Despite the persecution, Naghmeh told CBN News her husband's faith remains strong.
Naghmeh Abedini shares more about the two-day vigil in the video below:
This summer the couple's 11th wedding anniversary came and went as they remained separated.
"I wanted to give Saeed a gift and the best gift I thought to give him is to do a prayer vigil for him, and to remember him, as the Bible says in Hebrews 13:3 to remember those in prison as though you are in prison with them," Naghmeh said. "This year, I started working on the prayer vigil and the Lord gave me Hebrews 12, and I felt the Lord saying that 'as people gathered to pray for Saeed and the persecuted church, I will do a work in their lives.' It didn't make sense to me, but Hebrews 12 says we have a great cloud of witnesses surrounding us, and the Lord showed me as we remember Saeed and those who are standing for their faith it will affect our run of the race. Let us run the race with strength and endurance and not letting sins to easily entangle us and ensnare us.
"And as we remember those who are being martyred in prison for their faith in Jesus, we will re-evaluate our own walk with Christ and say, you know what, I'm just going to get rid of these things that are in my way and taking my focus off of Jesus, these arguments, these divisions, where are they coming from? I'm going to take my walk seriously, and that's my whole prayer for the prayer vigil as we come together and pray we will all see revival in our own life. It's on Sept. 26, which was the day Saeed was taken into prison. I'm asking everyone to pray and seek God."
Rouhani's address the U.N. General Assembly Monday will mark his first trip to the U.S. since Iran signed the nuclear deal.
While he has made good on his promises to his people regarding the nuclear negotiations, he has been an "abject failure in delivering on his pledges to defend basic civil rights and liberties in Iran," said Hadi Ghaemi, executive director of the International Campaign for Human Rights in Iran. "Rouhani hides behind an 'independent' Judiciary, but he is still head of state. It is indefensible that Rouhani has been silent and inconsequential on basic human rights."
As of the beginning of 2015, Saeed was one of more than 90 Christians who were either in prison or awaiting trial for charges related to their faith, according to the U.S. Commission on International Religious Freedom.
These latest developments have added to the hardships his family has endured over the past three years.
"It was a heartbreaking visit," Naghmeh Abedini told ICC. "The attacks are great, but God's grace is carrying Saeed."
Naghmeh Abedini had this to say Thursday about her husband's continued incarceration:
"When will this nightmare end? Saeed is not a criminal. Being a Christian and motivated by Christian values to help the poorest and most needy children in Iran should be seen as good for the Iranian society. Hearing that yet again the hardliners in Iran are trying to fabricate evidence against my husband and that he was abused and tasered is almost too much to bear.

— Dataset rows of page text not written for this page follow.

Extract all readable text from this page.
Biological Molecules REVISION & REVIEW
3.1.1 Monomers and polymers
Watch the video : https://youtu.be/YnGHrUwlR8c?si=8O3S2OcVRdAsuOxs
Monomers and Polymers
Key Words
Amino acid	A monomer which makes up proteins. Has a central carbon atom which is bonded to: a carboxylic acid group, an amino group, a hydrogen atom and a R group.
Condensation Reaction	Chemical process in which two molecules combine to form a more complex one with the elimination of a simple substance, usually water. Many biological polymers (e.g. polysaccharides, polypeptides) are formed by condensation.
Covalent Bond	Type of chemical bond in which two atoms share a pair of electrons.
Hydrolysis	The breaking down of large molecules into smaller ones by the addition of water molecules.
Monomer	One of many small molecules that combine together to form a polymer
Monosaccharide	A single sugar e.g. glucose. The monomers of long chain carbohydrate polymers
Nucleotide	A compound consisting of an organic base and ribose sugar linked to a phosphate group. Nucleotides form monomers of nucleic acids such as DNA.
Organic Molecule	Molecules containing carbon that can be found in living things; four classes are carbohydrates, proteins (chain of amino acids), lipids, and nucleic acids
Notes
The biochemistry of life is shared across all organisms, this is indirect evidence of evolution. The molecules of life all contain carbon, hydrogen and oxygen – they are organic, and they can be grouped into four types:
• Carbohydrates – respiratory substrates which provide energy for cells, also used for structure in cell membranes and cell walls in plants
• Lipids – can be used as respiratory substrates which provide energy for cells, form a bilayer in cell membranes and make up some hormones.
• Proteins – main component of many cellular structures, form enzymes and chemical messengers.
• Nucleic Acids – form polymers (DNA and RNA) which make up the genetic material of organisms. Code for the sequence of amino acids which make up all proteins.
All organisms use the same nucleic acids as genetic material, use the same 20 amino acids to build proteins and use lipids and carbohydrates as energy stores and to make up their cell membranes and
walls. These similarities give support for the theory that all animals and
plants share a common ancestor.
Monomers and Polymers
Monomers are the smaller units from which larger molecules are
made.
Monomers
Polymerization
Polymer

"It is time for governments all over the world shift their focus to the injustices of the Iranian Government and call on the Government of Iran to free my husband. It is time for businesses seeking to do business in Iran to look beyond their bottom dollar and see the instability of a government known to imprison innocent men and women who have exercised their fundamental freedoms. Whether we operate in the field of business, government, or simply are members of human society, we must expect and demand more of our leaders.
"I pray that as President Rouhani plans his travel to the United States, he will hear relentless voices crying out for Saeed's freedom."